DISCRIMINATION SYSTÉMIQUE

Bonne élève, mauvaise élève

Alors que les programmes d’accès à l’égalité ne produisent que des résultats timides, sinon nuls, au Québec, la Société de transport de Montréal (STM) fait figure d’exception. En matière d’égalité en emploi, elle est citée en exemple par la Commission des droits de la personne. À l’opposé, la Sûreté du Québec, qui affiche un piètre bilan, a bien du travail à faire.

DISCRIMINATION SYSTÉMIQUE

La STM, élève modèle

La recette de la STM ?

Cela prend une volonté forte de la direction et une sensibilisation des gestionnaires. Ç’a été le cas dès 1987, à la STM (anciennement la STCUM). Le projet était porté à l’époque par la PDG Louise Roy, qui en a fait une priorité. « Elle a pris l’engagement de mettre sur pied un programme d’accès à l’égalité, avec un plan structuré, costaud et des objectifs clairs », explique Alain Brière, directeur exécutif des ressources humaines. Il y avait deux objectifs : rendre la Société de transport à l’image de la population qu’elle dessert et rendre un service exempt de discrimination.

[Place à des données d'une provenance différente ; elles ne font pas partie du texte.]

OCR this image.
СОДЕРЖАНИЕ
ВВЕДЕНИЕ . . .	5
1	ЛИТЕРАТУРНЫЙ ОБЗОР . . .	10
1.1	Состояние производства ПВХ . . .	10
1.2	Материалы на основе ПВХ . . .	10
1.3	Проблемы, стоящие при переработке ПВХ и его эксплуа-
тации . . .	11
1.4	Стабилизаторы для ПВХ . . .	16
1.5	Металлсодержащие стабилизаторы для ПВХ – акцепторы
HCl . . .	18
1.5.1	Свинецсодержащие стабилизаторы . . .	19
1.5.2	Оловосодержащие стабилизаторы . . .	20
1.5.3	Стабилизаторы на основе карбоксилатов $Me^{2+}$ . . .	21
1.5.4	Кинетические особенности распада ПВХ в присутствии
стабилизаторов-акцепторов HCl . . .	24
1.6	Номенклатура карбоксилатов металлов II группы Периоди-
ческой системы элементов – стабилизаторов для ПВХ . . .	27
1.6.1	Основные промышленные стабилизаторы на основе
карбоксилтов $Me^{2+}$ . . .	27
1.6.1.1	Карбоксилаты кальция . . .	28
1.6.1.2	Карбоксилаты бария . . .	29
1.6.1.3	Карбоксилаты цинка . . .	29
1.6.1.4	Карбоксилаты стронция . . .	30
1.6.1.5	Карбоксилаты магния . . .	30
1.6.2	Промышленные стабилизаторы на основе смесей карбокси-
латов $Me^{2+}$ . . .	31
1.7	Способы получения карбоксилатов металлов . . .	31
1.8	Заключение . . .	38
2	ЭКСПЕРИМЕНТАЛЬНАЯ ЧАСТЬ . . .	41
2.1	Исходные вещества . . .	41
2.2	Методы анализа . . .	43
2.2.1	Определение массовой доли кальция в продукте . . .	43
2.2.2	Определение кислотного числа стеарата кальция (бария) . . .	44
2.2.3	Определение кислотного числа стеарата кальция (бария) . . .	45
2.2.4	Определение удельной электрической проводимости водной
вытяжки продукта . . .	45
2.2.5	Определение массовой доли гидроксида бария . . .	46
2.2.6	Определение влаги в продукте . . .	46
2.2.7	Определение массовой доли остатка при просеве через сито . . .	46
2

À l’époque, il n’y avait que 3 % de femmes chauffeuses de bus. Aujourd’hui, elles sont 25 %. Pour y arriver, on a revu le processus d’embauche, sans amoindrir les exigences, de façon à surmonter les obstacles systémiques qui faisaient en sorte que les femmes ne posaient pas leur candidature.

La même chose a été faite pour attirer des candidats de minorités. « Nous allons nous-mêmes à la rencontre des groupes communautaires parce que les gens ne nous connaissent pas, n’ont pas de contacts à l’interne… Donc, nous allons nous faire connaître et expliquer quels sont nos processus d’embauche, les postes disponibles et nos exigences. »

Les compétences d’abord

Les PAE ne visent pas à donner des privilèges aux employés qui en bénéficient au détriment des candidats blancs francophones. « On n’a aucune mesure préférentielle. On ne dit pas : “Toi, tu viens de tel pays, on t’engage !”, précise Alain Brière. Les gens suivent le processus d’embauche. S’ils réussissent, ils sont embauchés de plein droit. C’est la meilleure personne, la plus qualifiée qu’on embauche. »

Qui bénéficie des PAE ?

Des candidats qui, selon de nombreuses études, se butent à de la discrimination systémique. Des gens comme David Levry, ingénieur originaire de Côte d’Ivoire. Arrivé à Montréal en 2010 avec sa famille, M. Levry a dû surmonter plusieurs obstacles pour faire reconnaître son diplôme, se mettre à niveau et décrocher un poste à la hauteur de ses compétences. Après avoir travaillé dans une manufacture et essuyé des refus d’employeurs au privé sous prétexte qu’il n’avait pas d’expérience canadienne – une excuse jugée discriminatoire par la Commission ontarienne des droits de la personne –, M. Levry était prêt à retourner en Côte d’Ivoire s’il ne trouvait pas d’emploi dans son domaine.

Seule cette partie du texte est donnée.